Coach Steve Kerr wasn't surprised by Curry's comeback.
"He's Stephen Curry," Kerr said. "He's the MVP for a reason."
After blowing out the Warriors by 30 in Game 3, the Cavaliers had a chance to even the series. However, LeBron James and Co. didn't enough to contain Curry, Thompson or Harrison Barnes, who made four 3s and added 14 points.
The Warriors set an NBA Finals record with 17 3-pointers.
"They got going," Kerr said. "Sooner or later it's going to happen. You can't keep guys like that down forever. The law of averages took over."
Kyrie Irving scored 34 points for the Cavs, who will need much more in Game 5 or they'll finish as runner-up to the Warriors for the second year in a row.
James added 25 points, 13 rebounds and nine assists, but the superstar also had seven turnovers and was too passive at times. Kevin Love returned to the lineup after missing Game 3 with a concussion and added 11 points off the bench.
Cleveland, which came in 8-0 at home in the playoffs, went 6:36 without a field goal in the fourth quarter, the kind of scoring drought no team can afford against the potent Warriors.
"A lot less breakdowns than what we had last game," Curry said. "We checked the 3-point line and it was just all-around communication, toughness and effort."
With Golden State leading 88-84, Curry got loose for a backdoor layup and Barnes followed with a dagger 3-pointer, deflating a crowd of 20,000-plus fans clinging to hope that this would be the year Cleveland would win its first pro sports championship since 1964.
But this seems to be the Warriors' year — from start to finish.
Off the mark in the first three games, the Splash Brothers found the pool in the third quarter.
Thompson made four 3-pointers and Curry knocked down three from behind the arc as the pair combined for 19 of Golden State's 29 points in the period. Their arrival was a welcomed relief for the Warriors, who had managed to bury the Cavs in the first two games despite minimal production from their two stars.
But with Golden State's golden season being threatened again, Curry and Thompson stepped up the way they did in the Western Conference finals.
When James was introduced before the game, he went through his usual handshake ritual with his teammates before telling Irving, "Be special."
The point guard was terrific, but Curry and Thompson were just better.

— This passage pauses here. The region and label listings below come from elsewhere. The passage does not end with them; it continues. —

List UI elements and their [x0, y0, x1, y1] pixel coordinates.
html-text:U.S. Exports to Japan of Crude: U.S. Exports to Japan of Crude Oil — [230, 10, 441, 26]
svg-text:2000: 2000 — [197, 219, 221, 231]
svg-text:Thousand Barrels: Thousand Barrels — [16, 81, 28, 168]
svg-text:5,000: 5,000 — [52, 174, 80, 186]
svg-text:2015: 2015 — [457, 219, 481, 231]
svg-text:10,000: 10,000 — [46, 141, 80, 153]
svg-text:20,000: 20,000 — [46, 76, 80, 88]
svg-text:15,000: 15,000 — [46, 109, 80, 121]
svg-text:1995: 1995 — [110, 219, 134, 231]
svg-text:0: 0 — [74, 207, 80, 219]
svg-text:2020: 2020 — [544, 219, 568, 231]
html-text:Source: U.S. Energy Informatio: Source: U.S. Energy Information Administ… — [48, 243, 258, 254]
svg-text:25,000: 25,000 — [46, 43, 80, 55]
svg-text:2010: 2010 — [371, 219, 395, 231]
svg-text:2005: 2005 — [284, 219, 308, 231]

Unlike in Game 3, when they fell into an early hole and never recovered, the Warriors came out strong and stayed step for step with the Cavaliers.
Curry made three 3-pointers in the first half, with his last one giving Golden State a three-point lead. With the Warriors up 42-41, Curry drove to the basket but had his shot blocked by Irving, sending Cleveland's bench and crowd into a frenzy.
The Cavs closed the half with an 8-2 run highlighted by Tristan Thompson dribbling in circles before making a turnaround jump shot from the corner, not the shot the Cavs were looking for but were happy to accept.